Every experienced Sapper also knows that against a determined adversary, there are no truly effective obstacles.

Closing notes

Our adversaries never sleep. They watch our every move, media release and success story.

They look for weaknesses and the minutest cracks in our defences, that can be exploited. They adapt, discard, reinvent and refine their TTPs and make use of unconventional means in combination with classic or bespoke tactics.

Because some of our adversaries may not be as well funded as our own forces, by necessity, they work within their means, making use of absolutely everything at their disposal.

They use our own perceived strengths against us. They also use our own belief systems, our egos, politics, our rules and laws, our divisiveness, institutions, reward systems and public perceptions against us.

Warning, cliché ahead – they lull us all into a false sense of security. Our adversaries are neither static nor ‘stupid’, quite the contrary, they are observant, analytical, clinical, cunning, dynamic and devious.

They are entirely capable of conducting that which our own forces consider ‘unthinkable’. Their thought processes are unconstrained, limited only by their imagination.

They never lose sight of their intent – which is, to defeat us.

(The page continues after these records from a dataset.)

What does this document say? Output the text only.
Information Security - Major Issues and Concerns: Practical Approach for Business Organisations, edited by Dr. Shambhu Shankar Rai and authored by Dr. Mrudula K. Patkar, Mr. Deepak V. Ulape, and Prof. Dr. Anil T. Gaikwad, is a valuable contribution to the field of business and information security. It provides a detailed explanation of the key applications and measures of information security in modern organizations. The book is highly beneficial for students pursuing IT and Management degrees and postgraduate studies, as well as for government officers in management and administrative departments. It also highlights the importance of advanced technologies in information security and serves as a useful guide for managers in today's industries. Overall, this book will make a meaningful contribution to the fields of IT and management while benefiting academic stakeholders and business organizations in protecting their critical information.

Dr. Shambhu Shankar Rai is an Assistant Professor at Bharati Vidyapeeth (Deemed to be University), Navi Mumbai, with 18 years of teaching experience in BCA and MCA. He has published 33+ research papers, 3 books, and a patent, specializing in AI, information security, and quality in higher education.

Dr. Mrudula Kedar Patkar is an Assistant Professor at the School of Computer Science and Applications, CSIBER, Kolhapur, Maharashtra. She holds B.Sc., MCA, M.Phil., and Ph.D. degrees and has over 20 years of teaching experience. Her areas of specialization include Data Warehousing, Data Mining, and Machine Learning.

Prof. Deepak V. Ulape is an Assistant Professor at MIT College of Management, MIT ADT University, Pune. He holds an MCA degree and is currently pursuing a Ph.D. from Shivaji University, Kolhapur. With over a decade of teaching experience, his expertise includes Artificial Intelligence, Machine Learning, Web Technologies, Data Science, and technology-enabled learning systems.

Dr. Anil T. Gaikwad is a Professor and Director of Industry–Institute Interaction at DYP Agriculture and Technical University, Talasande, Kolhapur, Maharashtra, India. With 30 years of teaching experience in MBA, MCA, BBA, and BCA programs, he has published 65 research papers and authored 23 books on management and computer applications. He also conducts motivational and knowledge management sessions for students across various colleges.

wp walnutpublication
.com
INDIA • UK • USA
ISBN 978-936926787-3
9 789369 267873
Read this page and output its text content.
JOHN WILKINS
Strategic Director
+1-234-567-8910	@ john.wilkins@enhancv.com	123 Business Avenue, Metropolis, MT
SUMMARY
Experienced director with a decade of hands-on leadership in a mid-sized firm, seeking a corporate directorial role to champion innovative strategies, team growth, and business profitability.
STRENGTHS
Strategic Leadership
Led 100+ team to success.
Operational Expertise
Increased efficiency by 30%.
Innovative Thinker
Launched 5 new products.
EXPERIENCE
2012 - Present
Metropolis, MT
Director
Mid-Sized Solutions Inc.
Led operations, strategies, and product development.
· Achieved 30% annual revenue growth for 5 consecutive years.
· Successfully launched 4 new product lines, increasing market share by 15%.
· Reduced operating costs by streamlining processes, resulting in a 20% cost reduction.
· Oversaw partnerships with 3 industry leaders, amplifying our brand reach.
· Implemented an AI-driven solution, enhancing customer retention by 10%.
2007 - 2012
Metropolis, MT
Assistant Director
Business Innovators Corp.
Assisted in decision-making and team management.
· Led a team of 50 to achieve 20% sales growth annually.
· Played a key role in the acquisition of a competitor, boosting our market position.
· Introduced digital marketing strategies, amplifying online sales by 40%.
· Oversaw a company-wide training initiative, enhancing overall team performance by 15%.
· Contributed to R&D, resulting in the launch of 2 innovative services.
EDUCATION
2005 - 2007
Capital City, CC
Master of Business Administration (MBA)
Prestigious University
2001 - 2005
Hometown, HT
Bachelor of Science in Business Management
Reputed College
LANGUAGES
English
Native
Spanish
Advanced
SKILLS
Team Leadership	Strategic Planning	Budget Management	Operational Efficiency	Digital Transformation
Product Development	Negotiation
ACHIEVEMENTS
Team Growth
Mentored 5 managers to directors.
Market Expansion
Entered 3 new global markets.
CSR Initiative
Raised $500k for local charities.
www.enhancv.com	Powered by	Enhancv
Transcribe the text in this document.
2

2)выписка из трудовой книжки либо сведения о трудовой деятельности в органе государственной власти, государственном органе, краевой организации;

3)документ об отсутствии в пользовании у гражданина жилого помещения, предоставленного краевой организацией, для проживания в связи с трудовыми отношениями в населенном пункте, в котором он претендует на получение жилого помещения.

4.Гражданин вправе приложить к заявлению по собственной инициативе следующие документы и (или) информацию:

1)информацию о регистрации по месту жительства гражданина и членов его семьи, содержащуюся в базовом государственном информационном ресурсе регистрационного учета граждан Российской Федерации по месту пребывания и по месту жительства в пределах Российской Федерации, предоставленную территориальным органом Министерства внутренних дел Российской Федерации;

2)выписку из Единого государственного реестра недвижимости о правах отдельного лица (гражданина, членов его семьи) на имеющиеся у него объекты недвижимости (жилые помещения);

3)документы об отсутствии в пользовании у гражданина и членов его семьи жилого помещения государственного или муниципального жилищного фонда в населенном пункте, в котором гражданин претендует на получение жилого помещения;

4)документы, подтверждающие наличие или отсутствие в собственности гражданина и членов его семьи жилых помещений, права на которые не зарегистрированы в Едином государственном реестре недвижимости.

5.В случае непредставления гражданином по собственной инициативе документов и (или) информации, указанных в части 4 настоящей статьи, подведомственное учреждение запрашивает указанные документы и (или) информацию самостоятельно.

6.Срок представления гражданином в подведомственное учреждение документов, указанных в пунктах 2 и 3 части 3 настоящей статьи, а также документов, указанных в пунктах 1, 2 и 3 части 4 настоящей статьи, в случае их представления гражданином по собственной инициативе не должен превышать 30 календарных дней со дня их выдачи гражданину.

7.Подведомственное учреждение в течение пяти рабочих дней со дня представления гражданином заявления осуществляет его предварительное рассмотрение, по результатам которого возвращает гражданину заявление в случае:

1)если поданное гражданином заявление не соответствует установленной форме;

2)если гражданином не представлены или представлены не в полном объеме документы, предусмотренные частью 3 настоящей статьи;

For our own security in the future, the price of freedom is eternal vigilance. But it must necessarily be combined with continuous adaptation and evolution, discarding yesterday’s solutions where appropriate, then figuring out what tomorrow looks like.

There are likely to be further instances of the failure to heed intelligence in the future. However, one hopes that they occur for different reasons from the ones outlined above. To be human is to be flawed, but to be human is also to learn from our mistakes.